Revision as of 03:24, March 25, 2007

A drug is a is a substance which has an effect on the body or mind. This may be a positive effect in the case of medicines or negative as is the case with most illegal drugs.

Illegal drugs

Illegal drugs are substances that can potentially cause damage to a person's brain and other organs. There is much debate over the legalization of drugs, people on both ends of the political spectrum are advocating for some drugs to be legalized while others on both ends are advocating for tougher penalties for possession of drugs. Some new age hippies believe drugs can separate one's body from one's soul, and native Americans believe drugs allow one to talk to trees; these are generally believed to be delusions caused by drugs' interference with neuro-activities in the brain.

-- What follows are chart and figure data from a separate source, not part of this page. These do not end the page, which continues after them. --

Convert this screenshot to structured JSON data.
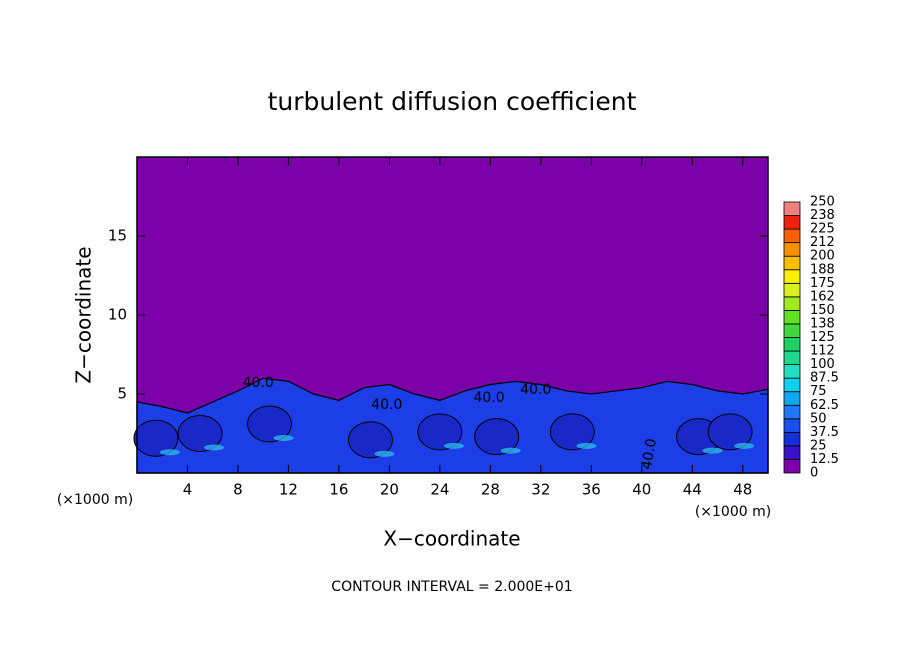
{
  "chart_data": {
    "type": "contour",
    "title": "turbulent diffusion coefficient",
    "xlabel": "X−coordinate",
    "ylabel": "Z−coordinate",
    "x_unit_label": "(×1000 m)",
    "note": "CONTOUR INTERVAL = 2.000E+01",
    "xlim": [
      0,
      50
    ],
    "xticks": [
      4,
      8,
      12,
      16,
      20,
      24,
      28,
      32,
      36,
      40,
      44,
      48
    ],
    "ylim": [
      0,
      20
    ],
    "yticks": [
      5,
      10,
      15
    ],
    "background_color": "#7b00a8",
    "layer": {
      "color": "#1c3ee6",
      "x": [
        0,
        2,
        4,
        6,
        8,
        10,
        12,
        14,
        16,
        18,
        20,
        22,
        24,
        26,
        28,
        30,
        32,
        34,
        36,
        38,
        40,
        42,
        44,
        46,
        48,
        50
      ],
      "top": [
        4.5,
        4.2,
        3.8,
        4.5,
        5.2,
        6.0,
        5.8,
        5.0,
        4.6,
        5.4,
        5.6,
        5.0,
        4.6,
        5.2,
        5.6,
        5.8,
        5.6,
        5.2,
        5.0,
        5.2,
        5.4,
        5.8,
        5.6,
        5.2,
        5.0,
        5.3
      ]
    },
    "eddies": {
      "color": "#1a28c8",
      "x": [
        1.5,
        5,
        10.5,
        18.5,
        24,
        28.5,
        34.5,
        44.5,
        47
      ],
      "z": [
        2.2,
        2.5,
        3.1,
        2.1,
        2.6,
        2.3,
        2.6,
        2.3,
        2.6
      ]
    },
    "contour_labels": [
      {
        "level": 40,
        "label": "40.0",
        "x": 9.6,
        "z": 5.7
      },
      {
        "level": 40,
        "label": "40.0",
        "x": 19.8,
        "z": 4.3
      },
      {
        "level": 40,
        "label": "40.0",
        "x": 27.9,
        "z": 4.75
      },
      {
        "level": 40,
        "label": "40.0",
        "x": 31.6,
        "z": 5.25
      },
      {
        "level": 40,
        "label": "40.0",
        "x": 40.6,
        "z": 1.2
      }
    ],
    "colorbar": {
      "levels": [
        0,
        12.5,
        25,
        37.5,
        50,
        62.5,
        75,
        87.5,
        100,
        {
          "value": 112.5,
          "label": "112"
        },
        125,
        {
          "value": 137.5,
          "label": "138"
        },
        150,
        {
          "value": 162.5,
          "label": "162"
        },
        175,
        {
          "value": 187.5,
          "label": "188"
        },
        200,
        {
          "value": 212.5,
          "label": "212"
        },
        225,
        {
          "value": 237.5,
          "label": "238"
        },
        250
      ],
      "colors": [
        "#7b00a8",
        "#3c10c8",
        "#1630d8",
        "#1850f0",
        "#1e78f8",
        "#10a8f0",
        "#10d0f0",
        "#20e0c0",
        "#20d890",
        "#20d060",
        "#40d840",
        "#60e020",
        "#a0e820",
        "#d8f020",
        "#f8f000",
        "#f8c000",
        "#f89000",
        "#f86000",
        "#f02010",
        "#f08080"
      ]
    }
  }
}
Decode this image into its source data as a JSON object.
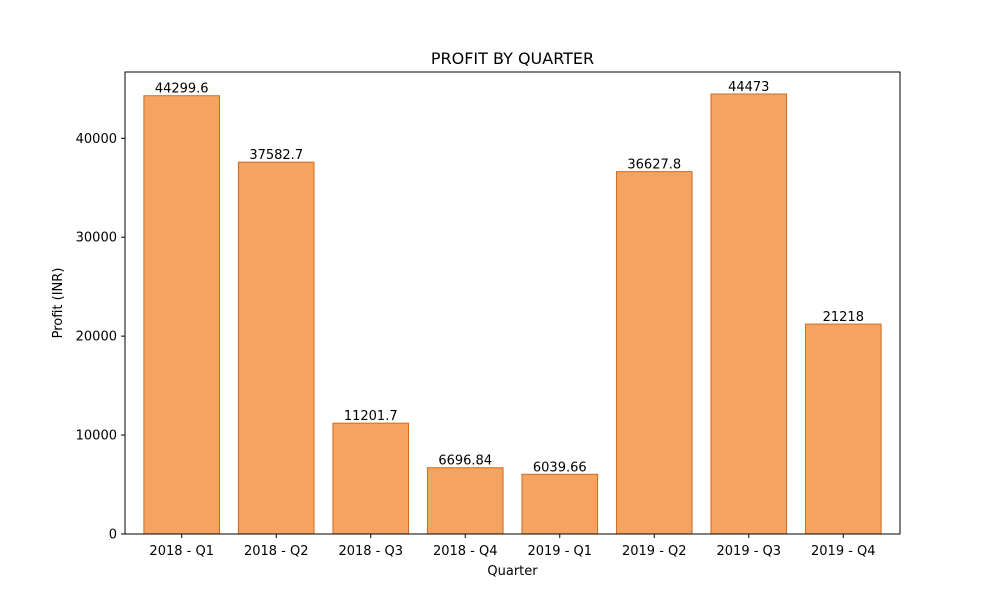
{
  "chart_data": {
    "type": "bar",
    "title": "PROFIT BY QUARTER",
    "xlabel": "Quarter",
    "ylabel": "Profit (INR)",
    "categories": [
      "2018 - Q1",
      "2018 - Q2",
      "2018 - Q3",
      "2018 - Q4",
      "2019 - Q1",
      "2019 - Q2",
      "2019 - Q3",
      "2019 - Q4"
    ],
    "values": [
      44299.6,
      37582.7,
      11201.7,
      6696.84,
      6039.66,
      36627.8,
      44473,
      21218
    ],
    "value_labels": [
      "44299.6",
      "37582.7",
      "11201.7",
      "6696.84",
      "6039.66",
      "36627.8",
      "44473",
      "21218"
    ],
    "ylim": [
      0,
      46697
    ],
    "yticks": [
      0,
      10000,
      20000,
      30000,
      40000
    ],
    "grid": false,
    "legend": "none",
    "colors": {
      "bar_fill": "#f4a460",
      "bar_edge": "#d2691e",
      "axis": "#000000"
    }
  }
}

Those in favour of legalising drugs often argue that the negative social consequences, including gang warfare and the permiation of dangerously impure substances, are more to do with their prohibition than the drugs themselves. Indeed, before the criminalisation of heroin in the UK it was no more than a trivial medical problem [1]. Opponents of criminalisation also point to the Prohibition experiment in the USA, where the illegality of alchohol caused problems of gang warfare and unsupervised distilleries that made worse the very problem that prohibition was intended to solve.

References

  1. http://news.bbc.co.uk/1/hi/magazine/4647018.stm

Legal recreational drugs

A small number of drugs are legally tolerated in Western democracies. These include alcohol, nicotine and caffeine.